Ischemic stroke is a neurovascular disease treatable by thrombolytic therapy, but the therapy has to be initiated within 3 h of the incident. This therapeutic limitation stems from the secondary injury which results mainly from oxidative stress and inflammation. A potent antioxidant/anti-inflammatory agent, caffeic acid phenethyl ester (CAPE) has potential to mitigate stroke's secondary injury, and thereby widening the therapeutic window. We observed that CAPE protected the brain in a dose-dependent manner (1-10 mg/kg body weight) and showed a wide therapeutic window (about 18 h) in a rat model of transient focal cerebral ischemia and reperfusion. The treatment also increased nitric oxide and glutathione levels, decreased lipid peroxidation and nitrotyrosine levels, and enhanced cerebral blood flow. CAPE down-regulated inflammation by blocking nuclear factor kappa B activity. The affected mediators included adhesion molecules (intercellular adhesion molecule-1 and E-selectin), cytokines (tumor necrosis factor-alpha and interleukin-1beta) and inducible nitric oxide synthase. Anti-inflammatory action of CAPE was further documented through reduction of ED1 (marker of activated macrophage/microglia) expression. The treatment inhibited apoptotic cell death by down-regulating caspase 3 and up-regulating anti-apoptotic protein Bcl-xL. Conclusively, CAPE is a promising drug candidate for ischemic stroke treatment due to its inhibition of oxidative stress and inflammation, and its clinically relevant wide therapeutic window.

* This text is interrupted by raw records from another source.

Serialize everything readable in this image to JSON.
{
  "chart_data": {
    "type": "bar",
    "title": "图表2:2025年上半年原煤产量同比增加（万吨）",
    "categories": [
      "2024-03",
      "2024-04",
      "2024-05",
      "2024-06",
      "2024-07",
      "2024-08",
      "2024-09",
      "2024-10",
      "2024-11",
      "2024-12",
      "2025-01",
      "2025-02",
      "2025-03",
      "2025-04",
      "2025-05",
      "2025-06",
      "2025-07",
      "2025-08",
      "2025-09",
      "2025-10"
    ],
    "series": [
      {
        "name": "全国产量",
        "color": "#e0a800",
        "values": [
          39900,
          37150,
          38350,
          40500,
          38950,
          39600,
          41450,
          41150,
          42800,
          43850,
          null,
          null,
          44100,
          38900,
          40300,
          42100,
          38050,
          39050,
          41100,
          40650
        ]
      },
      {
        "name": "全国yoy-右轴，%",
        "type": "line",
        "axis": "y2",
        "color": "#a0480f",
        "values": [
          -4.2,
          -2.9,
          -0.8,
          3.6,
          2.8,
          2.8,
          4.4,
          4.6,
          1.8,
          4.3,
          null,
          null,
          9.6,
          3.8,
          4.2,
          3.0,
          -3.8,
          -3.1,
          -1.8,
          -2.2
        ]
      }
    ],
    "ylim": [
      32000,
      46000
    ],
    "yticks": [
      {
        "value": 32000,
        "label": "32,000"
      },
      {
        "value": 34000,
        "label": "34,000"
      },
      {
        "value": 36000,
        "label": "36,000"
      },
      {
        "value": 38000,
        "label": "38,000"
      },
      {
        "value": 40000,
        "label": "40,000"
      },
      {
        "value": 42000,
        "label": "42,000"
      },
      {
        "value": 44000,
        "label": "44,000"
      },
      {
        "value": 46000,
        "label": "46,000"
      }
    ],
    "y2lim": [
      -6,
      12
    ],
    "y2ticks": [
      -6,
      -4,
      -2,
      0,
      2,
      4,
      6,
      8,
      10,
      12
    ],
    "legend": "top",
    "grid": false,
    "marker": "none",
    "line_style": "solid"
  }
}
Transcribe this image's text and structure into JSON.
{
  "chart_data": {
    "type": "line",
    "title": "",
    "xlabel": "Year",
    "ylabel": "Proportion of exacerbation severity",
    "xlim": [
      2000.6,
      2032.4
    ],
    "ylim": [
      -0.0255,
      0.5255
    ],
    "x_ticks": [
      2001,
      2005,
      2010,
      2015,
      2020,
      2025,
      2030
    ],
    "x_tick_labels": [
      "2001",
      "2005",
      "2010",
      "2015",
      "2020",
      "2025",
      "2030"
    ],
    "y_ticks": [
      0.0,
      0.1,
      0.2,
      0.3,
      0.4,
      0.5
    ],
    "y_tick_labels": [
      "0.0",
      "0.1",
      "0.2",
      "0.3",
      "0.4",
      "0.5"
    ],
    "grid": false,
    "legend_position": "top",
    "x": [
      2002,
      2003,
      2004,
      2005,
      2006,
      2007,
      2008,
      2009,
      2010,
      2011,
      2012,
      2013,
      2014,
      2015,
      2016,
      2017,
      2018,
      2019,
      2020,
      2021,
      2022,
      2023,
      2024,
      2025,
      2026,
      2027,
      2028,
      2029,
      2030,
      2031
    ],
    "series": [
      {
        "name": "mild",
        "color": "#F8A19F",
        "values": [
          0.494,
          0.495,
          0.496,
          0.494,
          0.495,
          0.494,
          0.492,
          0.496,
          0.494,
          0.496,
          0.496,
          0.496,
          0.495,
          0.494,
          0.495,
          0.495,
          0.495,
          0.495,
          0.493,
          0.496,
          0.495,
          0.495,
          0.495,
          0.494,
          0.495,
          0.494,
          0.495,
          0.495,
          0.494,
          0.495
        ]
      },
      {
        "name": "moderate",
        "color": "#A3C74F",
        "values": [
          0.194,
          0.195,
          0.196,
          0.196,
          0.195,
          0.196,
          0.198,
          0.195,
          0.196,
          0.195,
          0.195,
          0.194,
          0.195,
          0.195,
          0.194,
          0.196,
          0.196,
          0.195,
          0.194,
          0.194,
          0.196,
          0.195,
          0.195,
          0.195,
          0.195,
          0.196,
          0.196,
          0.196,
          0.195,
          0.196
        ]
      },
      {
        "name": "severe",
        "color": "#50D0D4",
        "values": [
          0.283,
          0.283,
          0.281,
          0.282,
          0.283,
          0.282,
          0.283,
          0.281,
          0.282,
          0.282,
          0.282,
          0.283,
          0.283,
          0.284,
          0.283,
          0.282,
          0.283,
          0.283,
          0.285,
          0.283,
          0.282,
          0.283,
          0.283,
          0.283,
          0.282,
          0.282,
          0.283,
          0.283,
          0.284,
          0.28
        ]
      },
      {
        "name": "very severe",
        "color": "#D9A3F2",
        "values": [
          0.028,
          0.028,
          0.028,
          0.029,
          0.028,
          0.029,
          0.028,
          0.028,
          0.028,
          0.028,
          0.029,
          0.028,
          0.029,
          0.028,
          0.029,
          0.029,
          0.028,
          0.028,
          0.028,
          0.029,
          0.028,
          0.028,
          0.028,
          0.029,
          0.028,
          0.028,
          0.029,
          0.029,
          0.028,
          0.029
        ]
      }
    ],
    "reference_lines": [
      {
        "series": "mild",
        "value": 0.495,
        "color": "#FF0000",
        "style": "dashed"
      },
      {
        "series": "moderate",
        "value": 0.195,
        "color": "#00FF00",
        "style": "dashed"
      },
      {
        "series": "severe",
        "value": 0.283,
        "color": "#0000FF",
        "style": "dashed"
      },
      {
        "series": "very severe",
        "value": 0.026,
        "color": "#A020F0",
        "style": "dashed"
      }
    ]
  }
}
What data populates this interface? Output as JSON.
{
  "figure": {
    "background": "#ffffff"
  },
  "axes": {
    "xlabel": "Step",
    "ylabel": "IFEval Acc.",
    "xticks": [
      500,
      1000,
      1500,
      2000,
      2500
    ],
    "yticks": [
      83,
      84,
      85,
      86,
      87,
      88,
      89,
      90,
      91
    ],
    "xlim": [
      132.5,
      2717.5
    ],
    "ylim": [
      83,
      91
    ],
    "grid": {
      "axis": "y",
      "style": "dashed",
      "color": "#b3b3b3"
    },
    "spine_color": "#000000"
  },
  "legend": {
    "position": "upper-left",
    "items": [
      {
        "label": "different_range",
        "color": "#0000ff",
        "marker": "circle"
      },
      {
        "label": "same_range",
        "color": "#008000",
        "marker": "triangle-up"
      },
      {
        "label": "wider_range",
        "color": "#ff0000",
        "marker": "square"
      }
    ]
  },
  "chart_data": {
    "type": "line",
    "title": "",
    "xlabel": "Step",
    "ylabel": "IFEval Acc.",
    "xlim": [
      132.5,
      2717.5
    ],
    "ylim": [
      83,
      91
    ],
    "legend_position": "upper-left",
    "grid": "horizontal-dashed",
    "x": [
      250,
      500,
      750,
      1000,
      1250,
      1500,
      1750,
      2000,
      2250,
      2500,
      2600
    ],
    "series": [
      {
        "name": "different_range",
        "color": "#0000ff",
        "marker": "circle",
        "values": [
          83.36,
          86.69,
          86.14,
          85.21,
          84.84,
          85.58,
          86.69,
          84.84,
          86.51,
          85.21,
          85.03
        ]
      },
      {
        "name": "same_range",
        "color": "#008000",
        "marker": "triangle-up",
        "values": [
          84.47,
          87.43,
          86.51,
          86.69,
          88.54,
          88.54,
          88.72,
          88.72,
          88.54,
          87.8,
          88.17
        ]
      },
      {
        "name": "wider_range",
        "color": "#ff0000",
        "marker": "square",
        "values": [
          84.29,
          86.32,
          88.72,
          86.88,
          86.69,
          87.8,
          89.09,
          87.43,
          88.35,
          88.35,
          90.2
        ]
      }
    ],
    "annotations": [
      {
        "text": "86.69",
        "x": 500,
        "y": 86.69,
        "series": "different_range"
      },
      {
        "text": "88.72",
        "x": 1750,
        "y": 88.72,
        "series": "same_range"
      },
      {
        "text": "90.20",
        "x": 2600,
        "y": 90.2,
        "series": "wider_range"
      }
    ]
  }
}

缺血性中风是一种可通过溶栓治疗的神经血管疾病,但该治疗必须在发病后3小时内开始。这种治疗限制源于主要由氧化应激和炎症引起的继发性损伤。一种有效的抗氧化/抗炎剂,咖啡酸苯乙酯(CAPE)有减轻中风继发性损伤的潜力,从而扩大治疗窗口。我们观察到,在短暂性局灶性脑缺血再灌注大鼠模型中,CAPE以剂量依赖方式(1-10毫克/千克体重)保护大脑,并显示出较宽的治疗窗口(约18小时)。该治疗还增加了一氧化氮和谷胱甘肽水平,降低了脂质过氧化和硝基酪氨酸水平,并增强了脑血流量。CAPE通过阻断核因子κB活性下调炎症反应。受影响的介质包括黏附分子(细胞间黏附分子-1和E-选择素)、细胞因子(肿瘤坏死因子-α和白细胞介素-1β)和诱导型一氧化氮合酶。CAPE的抗炎作用通过降低ED1(活化巨噬细胞/小胶质细胞的标志物)表达得到进一步证实。该治疗通过下调半胱天冬酶3和上调抗凋亡蛋白Bcl-xL抑制凋亡细胞死亡。总之,由于CAPE抑制氧化应激和炎症,且具有临床相关的宽治疗窗口,它是缺血性中风治疗的一个有前景的候选药物。